Yesterday I presented a long term comparison of the price appreciation of gold bullion and the Dow Jones Industrials during two valuation periods: 1879 to 1974 and 1974 to 2012. Both assets performed very well during both periods. Measuring from 1974, stocks have had a greater appreciation and could be considered over-valued.
We also know, but I didn't discuss it, that these assets often outperform each other dramatically in many shorter time periods. For example, from 1981 to 1998/99 stocks greatly outperformed gold, and from 1999 t0 2012 gold has greatly outperformed stocks.
Gold has also greatly outperformed gold stocks since 1998/99 by most measurements, which suggests that gold stocks may be an undervalued asset in a period when few assets are undervalued.
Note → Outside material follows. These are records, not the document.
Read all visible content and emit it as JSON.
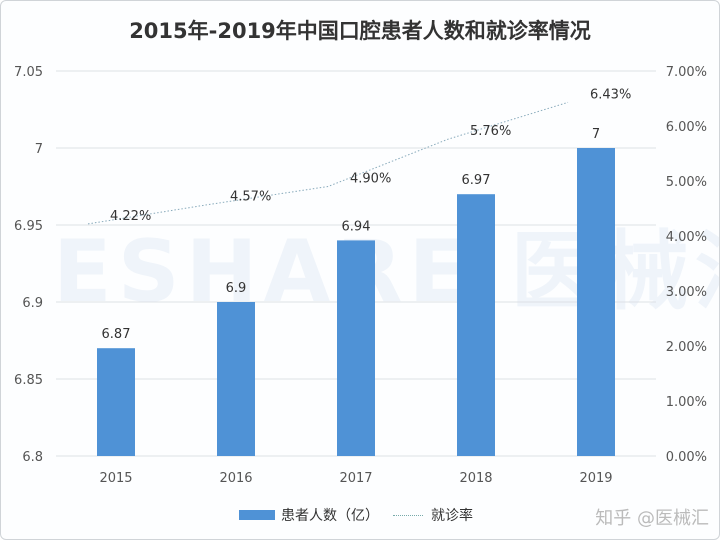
{
  "chart_data": {
    "type": "bar",
    "title": "2015年-2019年中国口腔患者人数和就诊率情况",
    "categories": [
      "2015",
      "2016",
      "2017",
      "2018",
      "2019"
    ],
    "series": [
      {
        "name": "患者人数（亿）",
        "type": "bar",
        "axis": "left",
        "values": [
          6.87,
          6.9,
          6.94,
          6.97,
          7
        ],
        "labels": [
          "6.87",
          "6.9",
          "6.94",
          "6.97",
          "7"
        ],
        "color": "#4f92d6"
      },
      {
        "name": "就诊率",
        "type": "line",
        "axis": "right",
        "values": [
          4.22,
          4.57,
          4.9,
          5.76,
          6.43
        ],
        "labels": [
          "4.22%",
          "4.57%",
          "4.90%",
          "5.76%",
          "6.43%"
        ],
        "color": "#8ab"
      }
    ],
    "ylim_left": [
      6.8,
      7.05
    ],
    "yticks_left": [
      "6.8",
      "6.85",
      "6.9",
      "6.95",
      "7",
      "7.05"
    ],
    "ylim_right": [
      0,
      7
    ],
    "yticks_right": [
      "0.00%",
      "1.00%",
      "2.00%",
      "3.00%",
      "4.00%",
      "5.00%",
      "6.00%",
      "7.00%"
    ],
    "grid": true,
    "legend": "bottom"
  },
  "watermark": "ESHARE|医械汇",
  "source_mark": "知乎 @医械汇"
}
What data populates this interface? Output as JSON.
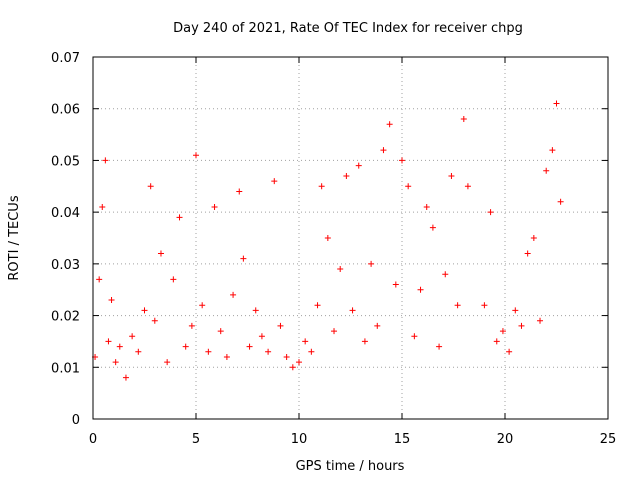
{
  "chart_data": {
    "type": "scatter",
    "title": "Day 240 of 2021, Rate Of TEC Index for receiver chpg",
    "xlabel": "GPS time / hours",
    "ylabel": "ROTI / TECUs",
    "xlim": [
      0,
      25
    ],
    "ylim": [
      0,
      0.07
    ],
    "x_ticks": [
      0,
      5,
      10,
      15,
      20,
      25
    ],
    "x_tick_labels": [
      "0",
      "5",
      "10",
      "15",
      "20",
      "25"
    ],
    "y_ticks": [
      0,
      0.01,
      0.02,
      0.03,
      0.04,
      0.05,
      0.06,
      0.07
    ],
    "y_tick_labels": [
      "0",
      "0.01",
      "0.02",
      "0.03",
      "0.04",
      "0.05",
      "0.06",
      "0.07"
    ],
    "grid": true,
    "legend": "none",
    "marker": "plus",
    "color": "#ff0000",
    "data_gaps_hours": [
      [
        18.4,
        18.9
      ],
      [
        22.8,
        24.0
      ]
    ],
    "series": [
      {
        "x": [
          0.1,
          0.3,
          0.45,
          0.6,
          0.75,
          0.9,
          1.1,
          1.3,
          1.6,
          1.9,
          2.2,
          2.5,
          2.8,
          3.0,
          3.3,
          3.6,
          3.9,
          4.2,
          4.5,
          4.8,
          5.0,
          5.3,
          5.6,
          5.9,
          6.2,
          6.5,
          6.8,
          7.1,
          7.3,
          7.6,
          7.9,
          8.2,
          8.5,
          8.8,
          9.1,
          9.4,
          9.7,
          10.0,
          10.3,
          10.6,
          10.9,
          11.1,
          11.4,
          11.7,
          12.0,
          12.3,
          12.6,
          12.9,
          13.2,
          13.5,
          13.8,
          14.1,
          14.4,
          14.7,
          15.0,
          15.3,
          15.6,
          15.9,
          16.2,
          16.5,
          16.8,
          17.1,
          17.4,
          17.7,
          18.0,
          18.2,
          19.0,
          19.3,
          19.6,
          19.9,
          20.2,
          20.5,
          20.8,
          21.1,
          21.4,
          21.7,
          22.0,
          22.3,
          22.5,
          22.7
        ],
        "y": [
          0.012,
          0.027,
          0.041,
          0.05,
          0.015,
          0.023,
          0.011,
          0.014,
          0.008,
          0.016,
          0.013,
          0.021,
          0.045,
          0.019,
          0.032,
          0.011,
          0.027,
          0.039,
          0.014,
          0.018,
          0.051,
          0.022,
          0.013,
          0.041,
          0.017,
          0.012,
          0.024,
          0.044,
          0.031,
          0.014,
          0.021,
          0.016,
          0.013,
          0.046,
          0.018,
          0.012,
          0.01,
          0.011,
          0.015,
          0.013,
          0.022,
          0.045,
          0.035,
          0.017,
          0.029,
          0.047,
          0.021,
          0.049,
          0.015,
          0.03,
          0.018,
          0.052,
          0.057,
          0.026,
          0.05,
          0.045,
          0.016,
          0.025,
          0.041,
          0.037,
          0.014,
          0.028,
          0.047,
          0.022,
          0.058,
          0.045,
          0.022,
          0.04,
          0.015,
          0.017,
          0.013,
          0.021,
          0.018,
          0.032,
          0.035,
          0.019,
          0.048,
          0.052,
          0.061,
          0.042
        ]
      }
    ]
  }
}
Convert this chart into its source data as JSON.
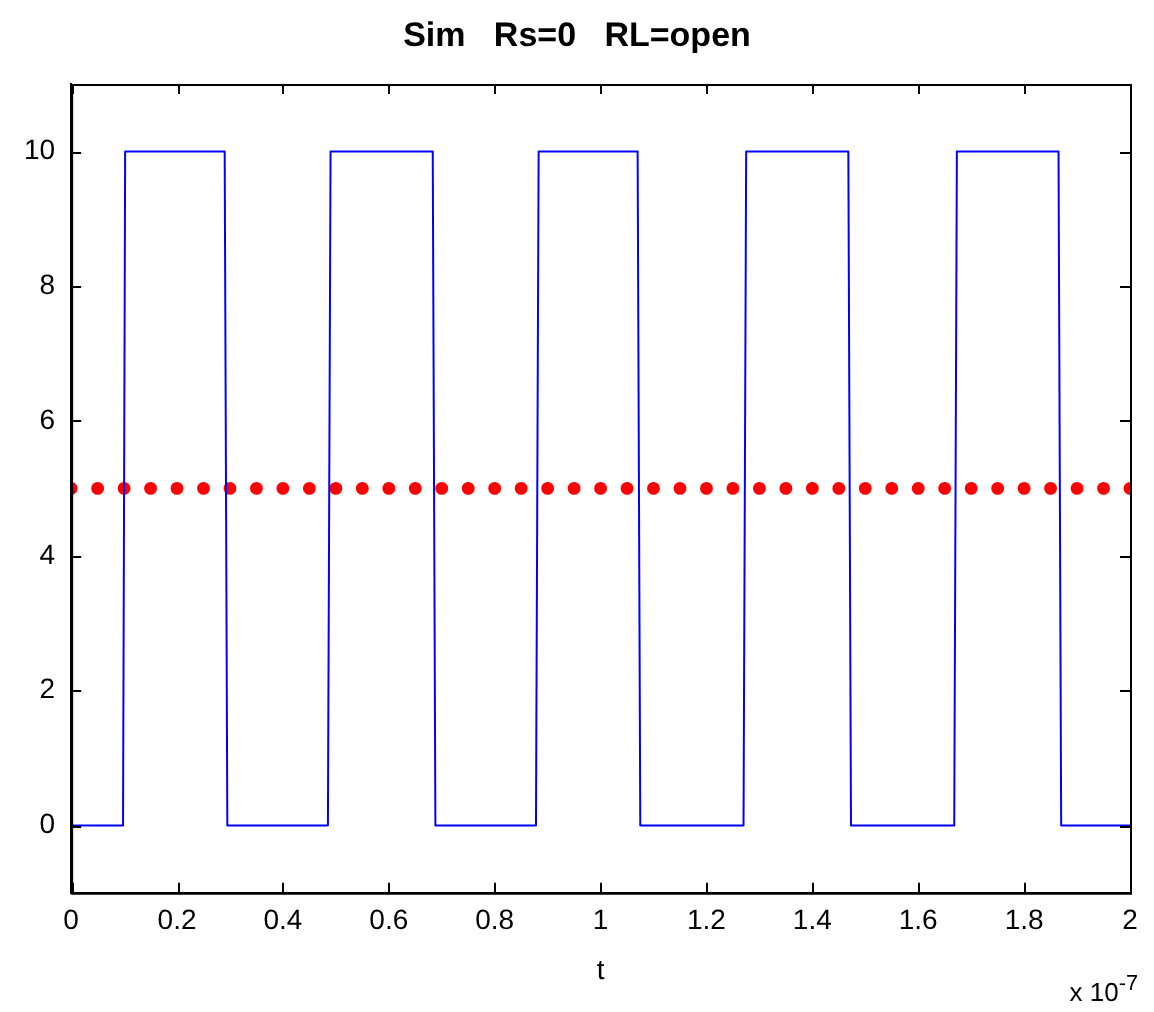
{
  "chart_data": {
    "type": "line",
    "title": "Sim   Rs=0   RL=open",
    "xlabel": "t",
    "annotations": [
      "x 10$^{-7}$"
    ],
    "xlim": [
      0,
      2
    ],
    "xticks": [
      0,
      0.2,
      0.4,
      0.6,
      0.8,
      1,
      1.2,
      1.4,
      1.6,
      1.8,
      2
    ],
    "ylim": [
      -1,
      11
    ],
    "yticks": [
      0,
      2,
      4,
      6,
      8,
      10
    ],
    "grid": false,
    "legend": false,
    "series": [
      {
        "color": "#0000ff",
        "marker": "none",
        "x": [
          0,
          0.098,
          0.102,
          0.29,
          0.295,
          0.485,
          0.49,
          0.683,
          0.688,
          0.878,
          0.883,
          1.07,
          1.075,
          1.27,
          1.275,
          1.468,
          1.473,
          1.668,
          1.673,
          1.865,
          1.87,
          2
        ],
        "values": [
          0,
          0,
          10,
          10,
          0,
          0,
          10,
          10,
          0,
          0,
          10,
          10,
          0,
          0,
          10,
          10,
          0,
          0,
          10,
          10,
          0,
          0
        ]
      },
      {
        "type": "scatter",
        "color": "#ff0000",
        "marker": "circle",
        "x": [
          0,
          0.05,
          0.1,
          0.15,
          0.2,
          0.25,
          0.3,
          0.35,
          0.4,
          0.45,
          0.5,
          0.55,
          0.6,
          0.65,
          0.7,
          0.75,
          0.8,
          0.85,
          0.9,
          0.95,
          1,
          1.05,
          1.1,
          1.15,
          1.2,
          1.25,
          1.3,
          1.35,
          1.4,
          1.45,
          1.5,
          1.55,
          1.6,
          1.65,
          1.7,
          1.75,
          1.8,
          1.85,
          1.9,
          1.95,
          2
        ],
        "values": [
          5,
          5,
          5,
          5,
          5,
          5,
          5,
          5,
          5,
          5,
          5,
          5,
          5,
          5,
          5,
          5,
          5,
          5,
          5,
          5,
          5,
          5,
          5,
          5,
          5,
          5,
          5,
          5,
          5,
          5,
          5,
          5,
          5,
          5,
          5,
          5,
          5,
          5,
          5,
          5,
          5
        ]
      }
    ]
  }
}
HUI is the Amex unhedged gold stock index which is market weighted and frequently re-indexed, and ASA is the first US-based gold stock closed-end fund. ASA assets are chosen according to its own in house research and is priced by the markets.
Both HUI's and ASA's price ratios to gold bullion's daily gold price (monthly for these charts below) show that gold stocks are now undervalued relative to gold and close the valuation lows of the 1998-2001 period and the 2008/9 ratio lows.
If a portfolio is underweight in gold exposure or one is put off by what seems like a high price for gold bullion, it could be worthwhile to look at individual gold stocks or gold stock closed-end or indexed gold funds such as ASA, GDX, GLDX, GDXJ or mutual fund BGEIX (and others).